Des militants et militantes réunis constatent que "rien ne va plus", et décident d'appeler à manifester, afin de créer un rapport de force. Alors la course commence, il va falloir que l'actualité soit assez porteuse pour susciter l'intérêt de la population, créer des synergies militantes et ratisser large. Le nombre sera recherché, plus que la pertinence des formes d'actions.

La rédaction du tract d'appel

Un accord entre toutes les personnes qui représentent des organisations, partis, syndicats, associations doit être trouvé, au risque d'aboutir à un texte d'appel basé sur le plus petit dénominateur commun. Personne ne s'y retrouvera vraiment, mais tout le monde un peu, et ce sera suffisant. Car l'enjeu sera important, comme il l'est à chaque fois : on ne pourra perdre ni temps ni énergie sur des broutilles. Le texte se finira au petit matin pourtant, après des négociations âpres entre représentants, portant non pas sur des positions individuelles et argumentées, mais sur des positions de principe, idéologiques, rhétoriques, trop générales pour être défendables véritablement.

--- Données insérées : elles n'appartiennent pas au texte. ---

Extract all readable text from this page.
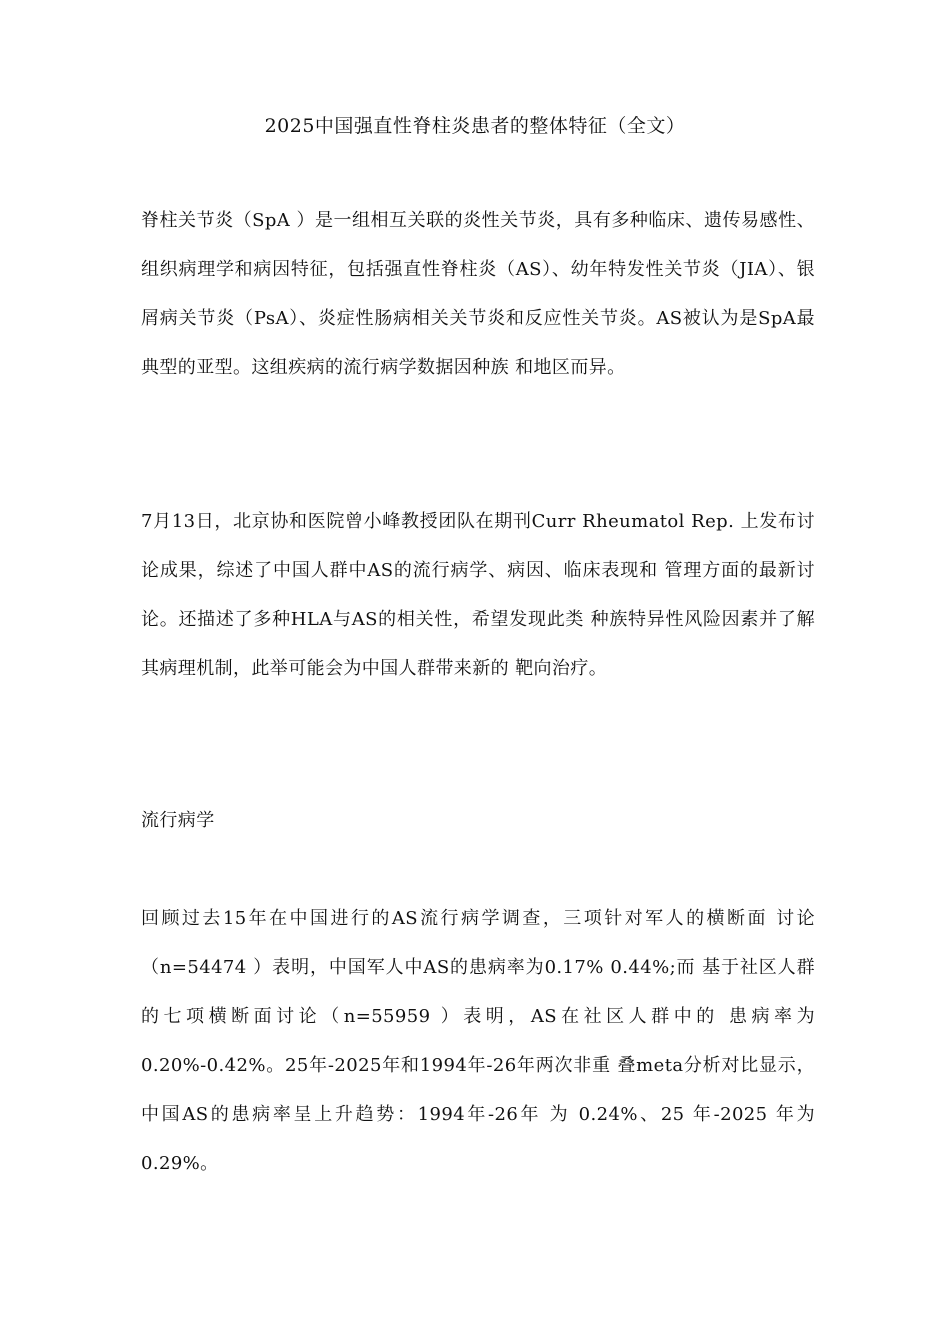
2025中国强直性脊柱炎患者的整体特征（全文）

脊柱关节炎（SpA ）是一组相互关联的炎性关节炎，具有多种临床、遗传易感性、组织病理学和病因特征，包括强直性脊柱炎（AS）、幼年特发性关节炎（JIA）、银屑病关节炎（PsA）、炎症性肠病相关关节炎和反应性关节炎。AS被认为是SpA最典型的亚型。这组疾病的流行病学数据因种族 和地区而异。

7月13日，北京协和医院曾小峰教授团队在期刊Curr Rheumatol Rep. 上发布讨论成果，综述了中国人群中AS的流行病学、病因、临床表现和 管理方面的最新讨论。还描述了多种HLA与AS的相关性，希望发现此类 种族特异性风险因素并了解其病理机制，此举可能会为中国人群带来新的 靶向治疗。

流行病学

回顾过去15年在中国进行的AS流行病学调查，三项针对军人的横断面 讨论（n=54474 ）表明，中国军人中AS的患病率为0.17% 0.44%;而 基于社区人群的七项横断面讨论（n=55959 ）表明，AS在社区人群中的 患病率为0.20%-0.42%。25年-2025年和1994年-26年两次非重 叠meta分析对比显示，中国AS的患病率呈上升趋势：1994年-26年 为 0.24%、25 年-2025 年为 0.29%。
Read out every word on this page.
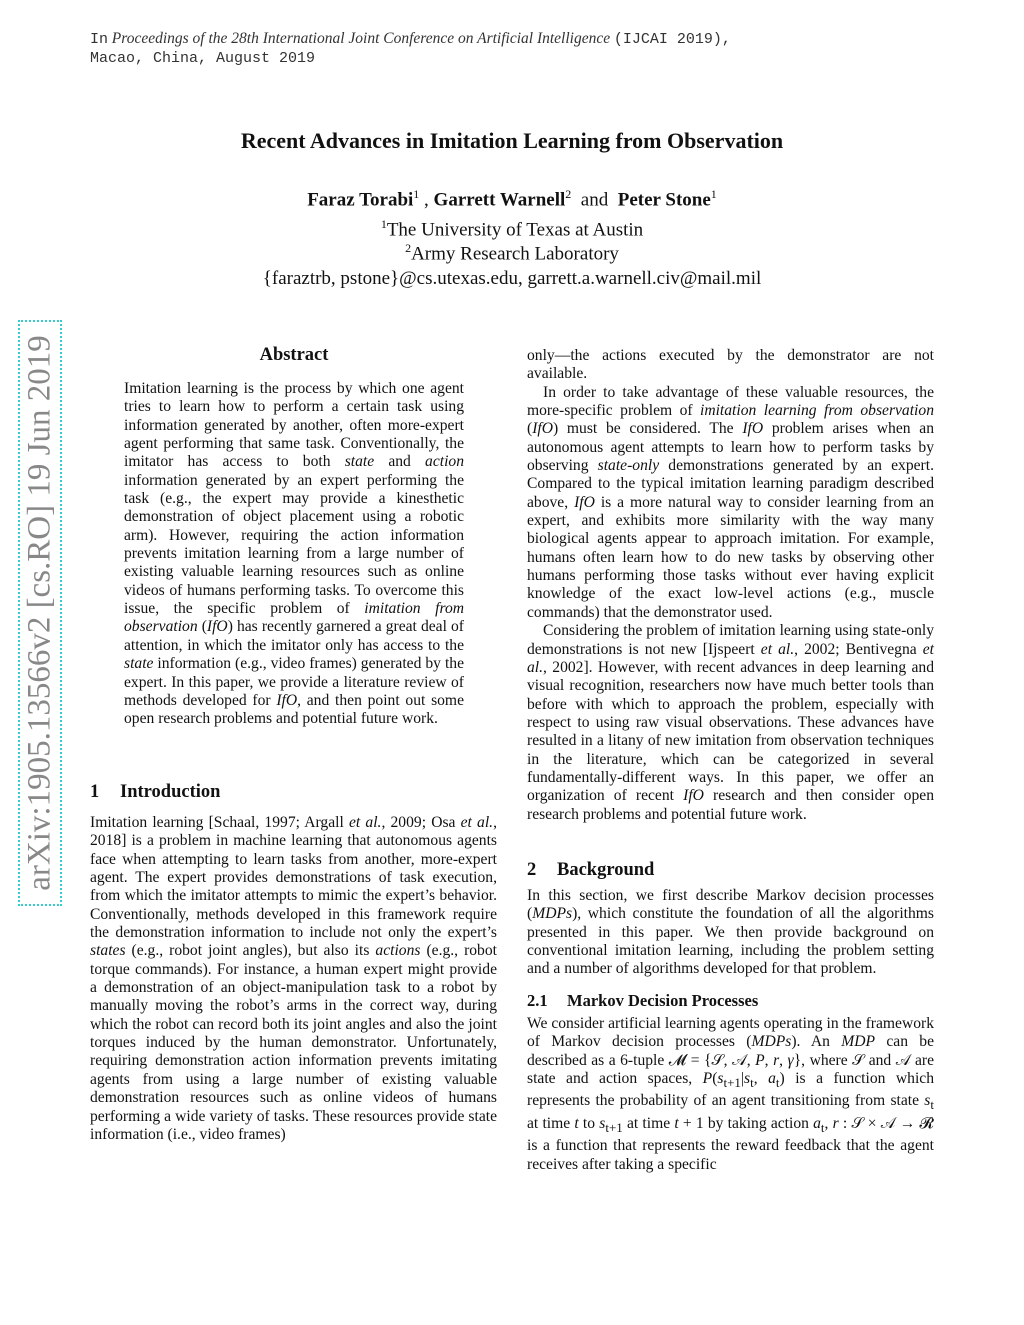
In Proceedings of the 28th International Joint Conference on Artificial Intelligence (IJCAI 2019),
Macao, China, August 2019
arXiv:1905.13566v2 [cs.RO] 19 Jun 2019
Recent Advances in Imitation Learning from Observation
Faraz Torabi$^1$ , Garrett Warnell$^2$ and Peter Stone$^1$
$^1$The University of Texas at Austin
$^2$Army Research Laboratory
{faraztrb, pstone}@cs.utexas.edu, garrett.a.warnell.civ@mail.mil
Abstract
Imitation learning is the process by which one agent tries to learn how to perform a certain task using information generated by another, often more-expert agent performing that same task. Conventionally, the imitator has access to both state and action information generated by an expert performing the task (e.g., the expert may provide a kinesthetic demonstration of object placement using a robotic arm). However, requiring the action information prevents imitation learning from a large number of existing valuable learning resources such as online videos of humans performing tasks. To overcome this issue, the specific problem of imitation from observation (IfO) has recently garnered a great deal of attention, in which the imitator only has access to the state information (e.g., video frames) generated by the expert. In this paper, we provide a literature review of methods developed for IfO, and then point out some open research problems and potential future work.
1 Introduction
Imitation learning [Schaal, 1997; Argall et al., 2009; Osa et al., 2018] is a problem in machine learning that autonomous agents face when attempting to learn tasks from another, more-expert agent. The expert provides demonstrations of task execution, from which the imitator attempts to mimic the expert’s behavior. Conventionally, methods developed in this framework require the demonstration information to include not only the expert’s states (e.g., robot joint angles), but also its actions (e.g., robot torque commands). For instance, a human expert might provide a demonstration of an object-manipulation task to a robot by manually moving the robot’s arms in the correct way, during which the robot can record both its joint angles and also the joint torques induced by the human demonstrator. Unfortunately, requiring demonstration action information prevents imitating agents from using a large number of existing valuable demonstration resources such as online videos of humans performing a wide variety of tasks. These resources provide state information (i.e., video frames)

only—the actions executed by the demonstrator are not available.

In order to take advantage of these valuable resources, the more-specific problem of imitation learning from observation (IfO) must be considered. The IfO problem arises when an autonomous agent attempts to learn how to perform tasks by observing state-only demonstrations generated by an expert. Compared to the typical imitation learning paradigm described above, IfO is a more natural way to consider learning from an expert, and exhibits more similarity with the way many biological agents appear to approach imitation. For example, humans often learn how to do new tasks by observing other humans performing those tasks without ever having explicit knowledge of the exact low-level actions (e.g., muscle commands) that the demonstrator used.

Considering the problem of imitation learning using state-only demonstrations is not new [Ijspeert et al., 2002; Bentivegna et al., 2002]. However, with recent advances in deep learning and visual recognition, researchers now have much better tools than before with which to approach the problem, especially with respect to using raw visual observations. These advances have resulted in a litany of new imitation from observation techniques in the literature, which can be categorized in several fundamentally-different ways. In this paper, we offer an organization of recent IfO research and then consider open research problems and potential future work.

2 Background
In this section, we first describe Markov decision processes (MDPs), which constitute the foundation of all the algorithms presented in this paper. We then provide background on conventional imitation learning, including the problem setting and a number of algorithms developed for that problem.
2.1 Markov Decision Processes
We consider artificial learning agents operating in the framework of Markov decision processes (MDPs). An MDP can be described as a 6-tuple 𝓜 = {𝒮, 𝒜, P, r, γ}, where 𝒮 and 𝒜 are state and action spaces, $P(s_{t+1}|s_t$, $a_t$) is a function which represents the probability of an agent transitioning from state $s_t$ at time t to $s_{t+1}$ at time t + 1 by taking action $a_t$, r : 𝒮 × 𝒜 → 𝓡 is a function that represents the reward feedback that the agent receives after taking a specific
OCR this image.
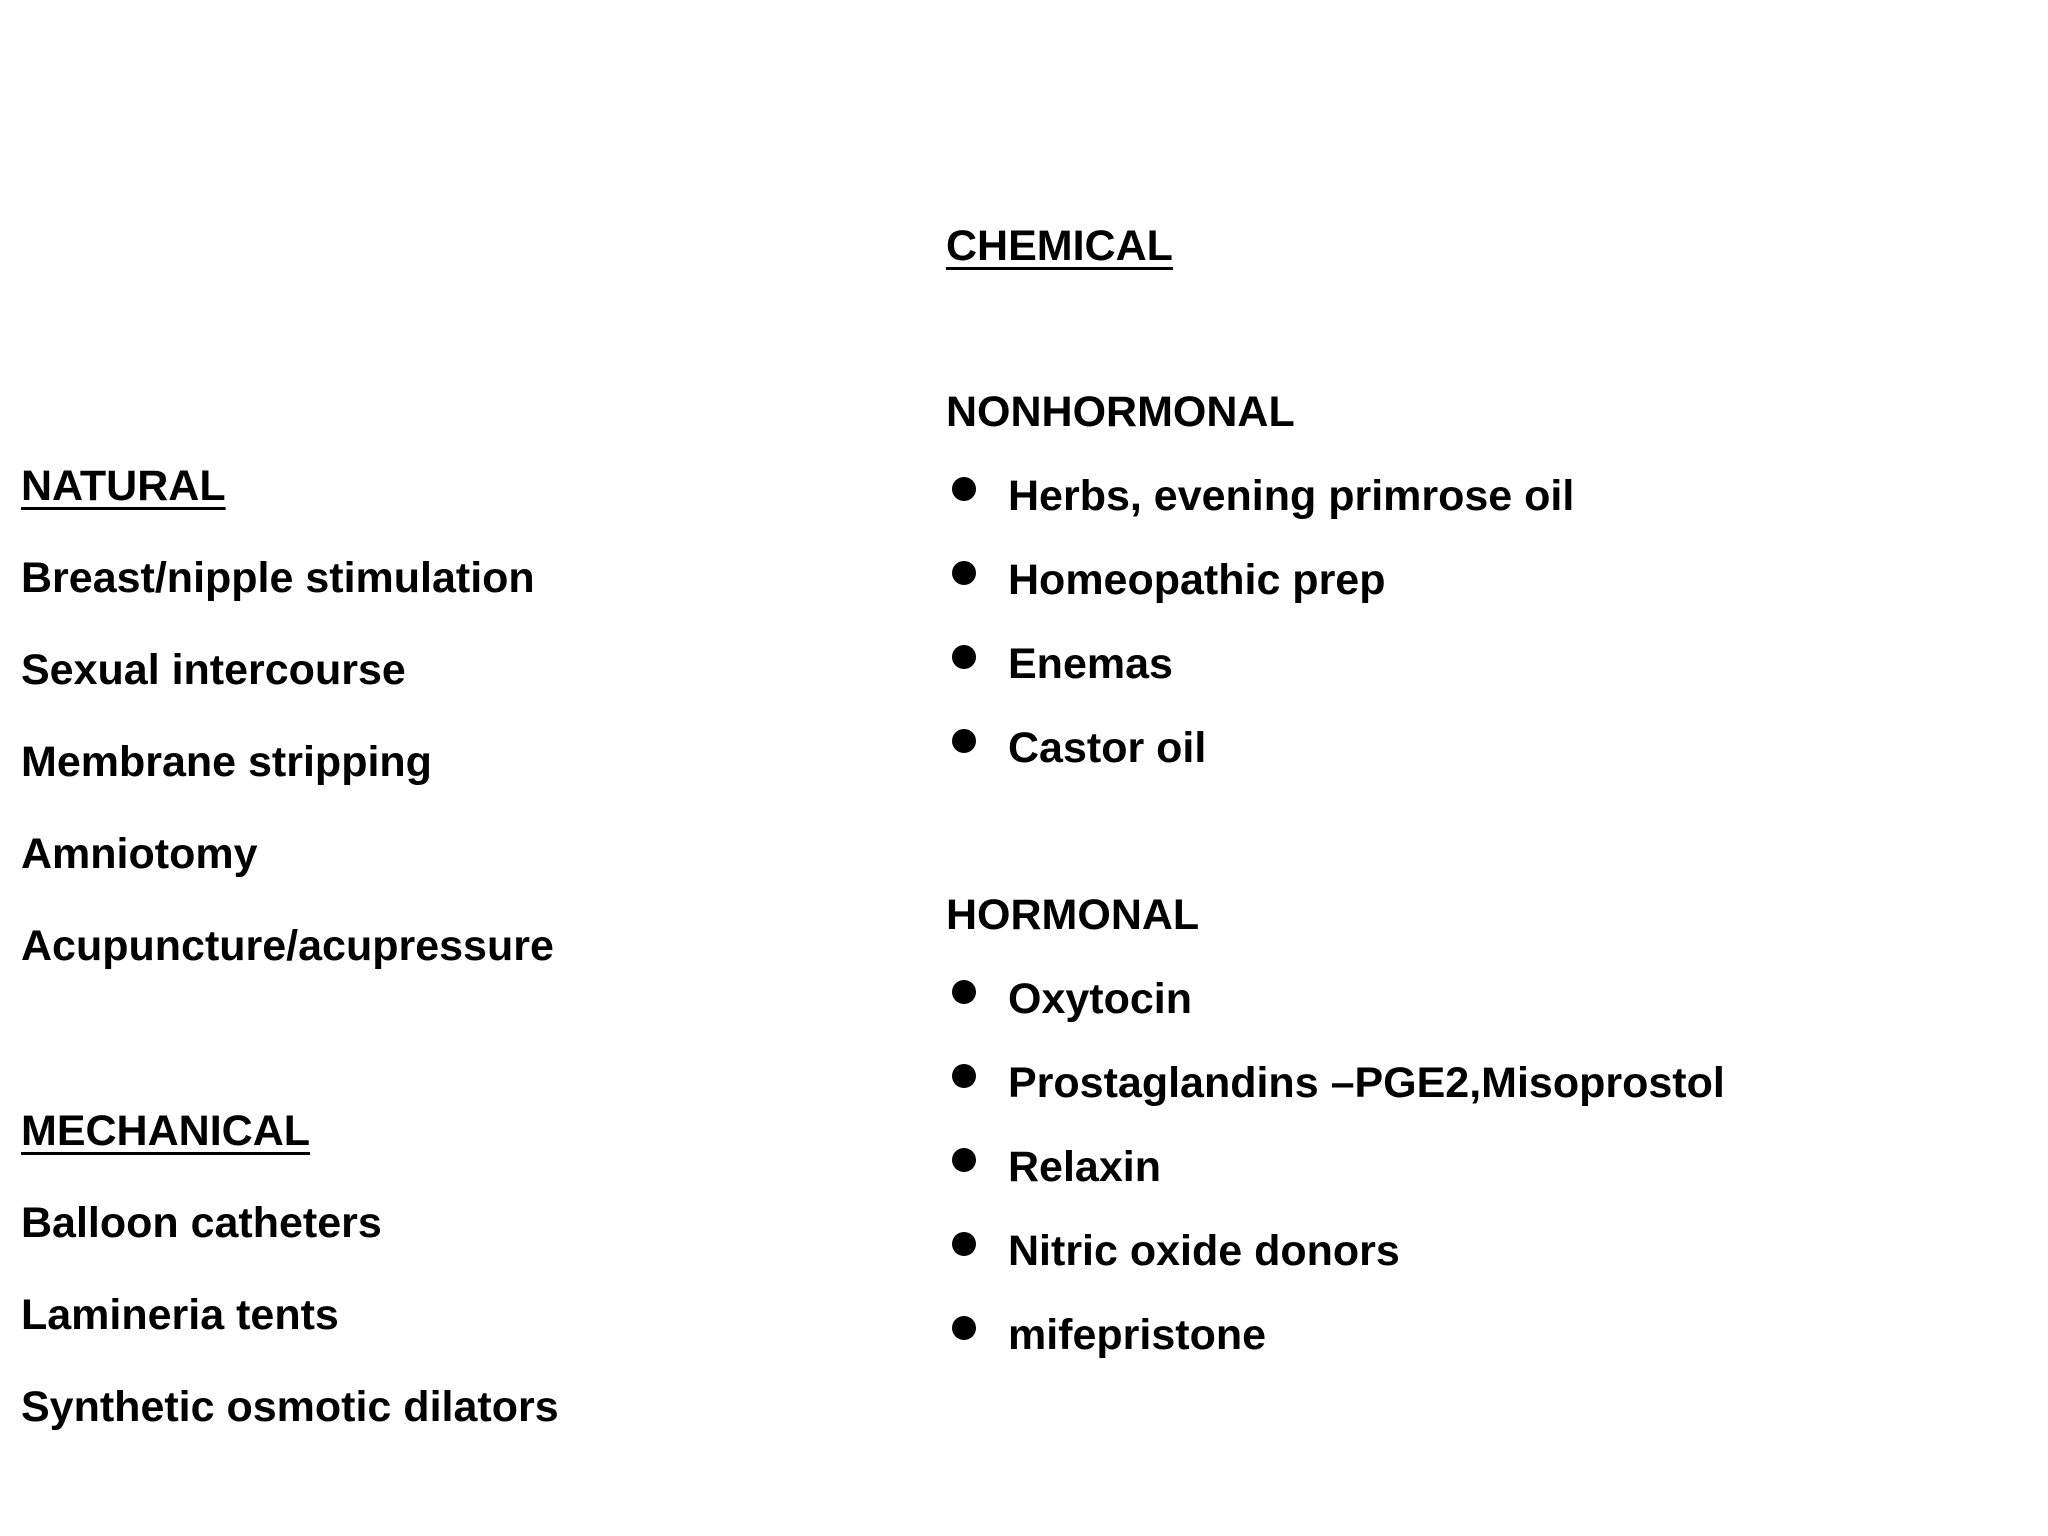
NATURAL
Breast/nipple stimulation
Sexual intercourse
Membrane stripping
Amniotomy
Acupuncture/acupressure
MECHANICAL
Balloon catheters
Lamineria tents
Synthetic osmotic dilators
CHEMICAL
NONHORMONAL
Herbs, evening primrose oil
Homeopathic prep
Enemas
Castor oil
HORMONAL
Oxytocin
Prostaglandins –PGE2,Misoprostol
Relaxin
Nitric oxide donors
mifepristone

Le tract, une fois imprimé en milliers d'exemplaires, sera diffusé par les petits soldats des organisations signataires, avec beaucoup de coeur à l'ouvrage. Faut-il rappeler que "militaire" et "militant, militante" viennent de la même racine latine? Ils et elles se lèveront tôt, resteront des heures dans le froid sur les marchés de leurs quartiers, essayeront d'être présents aux endroits où "le monde" sera, prendront le risque d'invectives à leur encontre dans la plus grande solitude. Les militants sont seuls face au reste du monde lorsqu'ils diffusent des tracts. Ils sont hors du temps et de l'espace en réalité, comme en suspension dans ce temps qui n'existe qu'en rapport à l'échéance de la manifestation. Ils se sentent renforcés malgré tout par ce papier en bas duquel tant de signatures d'organisations leur rappellent la justesse de leur combat, ne pensant qu'à "la manif", ce moment qui consacrera leur gloire et qui marque un repère dans leur agenda collectif et individuel. Ce qui est souvent reproché aux élections dans les sondages d'opinion, c'est ce côté "rien avant, rien après". Même s'il y a plus d'occasions de manifester que d'élections, l'effet existe également. Le militant, la militante vivent pour les manifs.

Dans les organisations

Chaque organisation se prépare à aller manifester: "Je serai la plus belle pour aller danser" pourrait décrire l'agitation observable quelques jours avant la manifestation elle-même. En même temps que de montrer son désaccord par rapport à une politique, chacune de ces organisations va vouloir tirer son épingle du jeu : les slogans choisis pour inscrire sur les banderoles, ou à scander, doivent refléter l'image que l'organisation veut montrer d'elle - souvent: jeune, au moins contemporaine ; rebelle, au moins contestataire ; à la page et pertinente. Les slogans sont des phrases restrictives, contenant des mots d'ordre, et contenantes tout court. Pas de débordement. Il s'agira de se répartir les rôles et surtout de les respecter : la personne qui tiendra le mégaphone, pour amplifier les slogans et donner une impression massive ; la personne qui conduira le camion bardé d'affiches marquant un peu mieux le territoire de chaque organisation dans le cortège ; les personnes qui tiendront la banderole, martyrs pour la cause ; les personnes qui formeront le "service d'ordre", cette organisation dans l'organisation maintenant la cohérence du groupe défilant, et son homogénéité.

Le défilé

Lors d'une manif, on marche beaucoup, on s'arrête beaucoup aussi, on attend. Quoi, on ne sait jamais vraiment bien, mais il y a cette inertie due à un grand groupe qui se déplace. On prend son mal en patience. On crie aussi, ces slogans choisis, sélectionnés avec soin, repris en choeur le plus fort possible, comme si le volume sonore était proportionnel à l'honnêteté des propos et à la volonté du groupe de les voir se réaliser. Peut-on penser que les militants soient naïfs au point de croire que le Président de la République, les députés, les ministres entendront le message délivré par la manifestation. Les badauds sur les trottoirs, seront-ils touchés par ces mots scandés, souvent incompréhensibles ? Alors on peut se demander quel sens a cette marche collective, qui se parle à elle-même, dont on sort fatigué et souvent aphone. Quelle expression politique est ici en jeu, si ce n'est une habitude qu'il est difficile de changer et dont seules les personnes qui effectuent un "travail militant" peuvent se contenter.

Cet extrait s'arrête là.